One failing of much of the current work is that it is largely uninformed by the 2,000-plus years of writing on deception that has already been done by many of our greatest thinkers. Denery’s book is noteworthy because it is the first systematic study of the history of Western thought on the subject. Most studies of lying nod to Plato’s idea of the gennaios pseudos, or "noble lie," and perhaps to Augustine’s detailed classification of lies or to his controversial suggestion that "it is not a lie when truth is passed over in silence." And just about everyone mentions Kant’s almost universally contested thesis that it is always wrong to lie, even to a murderer at the door.

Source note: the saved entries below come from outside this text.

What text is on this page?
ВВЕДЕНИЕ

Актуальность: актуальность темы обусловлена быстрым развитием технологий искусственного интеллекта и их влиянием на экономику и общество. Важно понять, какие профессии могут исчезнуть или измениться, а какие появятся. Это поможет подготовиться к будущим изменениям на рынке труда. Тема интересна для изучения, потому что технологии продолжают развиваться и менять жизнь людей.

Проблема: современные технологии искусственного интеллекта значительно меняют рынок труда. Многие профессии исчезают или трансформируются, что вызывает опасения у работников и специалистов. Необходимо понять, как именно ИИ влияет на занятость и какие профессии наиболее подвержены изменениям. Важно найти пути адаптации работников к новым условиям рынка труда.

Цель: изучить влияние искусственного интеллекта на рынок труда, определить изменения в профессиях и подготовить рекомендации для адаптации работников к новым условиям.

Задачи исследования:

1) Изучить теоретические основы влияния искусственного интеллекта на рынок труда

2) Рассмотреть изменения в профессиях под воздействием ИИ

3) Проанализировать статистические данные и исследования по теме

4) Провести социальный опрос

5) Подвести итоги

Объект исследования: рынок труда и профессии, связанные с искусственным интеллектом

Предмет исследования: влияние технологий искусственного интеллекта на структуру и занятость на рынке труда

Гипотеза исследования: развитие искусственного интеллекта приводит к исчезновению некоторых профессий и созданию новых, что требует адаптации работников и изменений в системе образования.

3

But Denery takes a close look at lesser-known thinkers as well, such as John Chrysostom, a fourth-century archbishop, some of whose homilies discuss the Devil’s lies to Eve through her conversation with the serpent. Eve was chosen by the Devil because, as a woman, she was more likely to believe his lies, according to Chrysostom, and Denery devotes an entire chapter—perhaps the best and most surprising in the book—to the proposition, popular in Western history, that "there are liars and there are women, and every woman is a liar." Almost every Western theological philosopher traces the deceptive character of women back to Eve, but who knew that Tertullian wrote a third-century treatise, On Female Apparel, attacking, among other things, makeup?
Denery explores analyses of an enormous variety of deceptions, and does so with an erudition that is never pedantic or monotonous. He is an entertaining writer, with a healthy skepticism about the dogmatic condemnation of lying as always, or even mostly, morally blameworthy.
His most ambitious thesis is a genealogical one, in Nietzsche’s sense of the word (I think Nietzsche would have loved this book): that our Western understanding of deception has undergone a radical change from Augustine’s time to Rousseau’s. For Augustine, lying is always wrong and is an expression of our fallen state; for Rousseau, "the occasional lie" can be justified because we have been forced into deception by our decadent society. "If there is a before and an after in the history of lying, then Rousseau’s Discourses may well mark the moment when the one becomes the other," Denery writes. "With Rousseau, deception and lying become natural problems, problems with natural causes and, hopefully, natural solutions."
Indeed, Rousseau proposes some solutions in Émile, his treatise on the education of children, when he insists that—contrary to the notions of his own day, but in agreement with psychological research in the 21st century—most children lie because they are coerced into doing so by their own parents. I have called these "broken-cookie-jar lies": What kind of deceptive behavior is a parent engaging in when he or she asks a young child, caught with a cookie in hand and a broken jar on the floor: "Now, who is responsible for that?"
Every scholar who works on deception must read Denery’s book, as should anyone who has an interest in the long tradition of vilification of women as the deceptive sex. And now that Denery has taken us all the way to the Enlightenment, we can only hope that there will be a follow-up volume: The Devil Wins Again: Lying From the Enlightenment to the Present Day.
Clancy Martin is a professor of philosophy at the University of Missouri at Kansas City. His latest book, Love and Lies, will appear from Farrar, Straus and Giroux in February.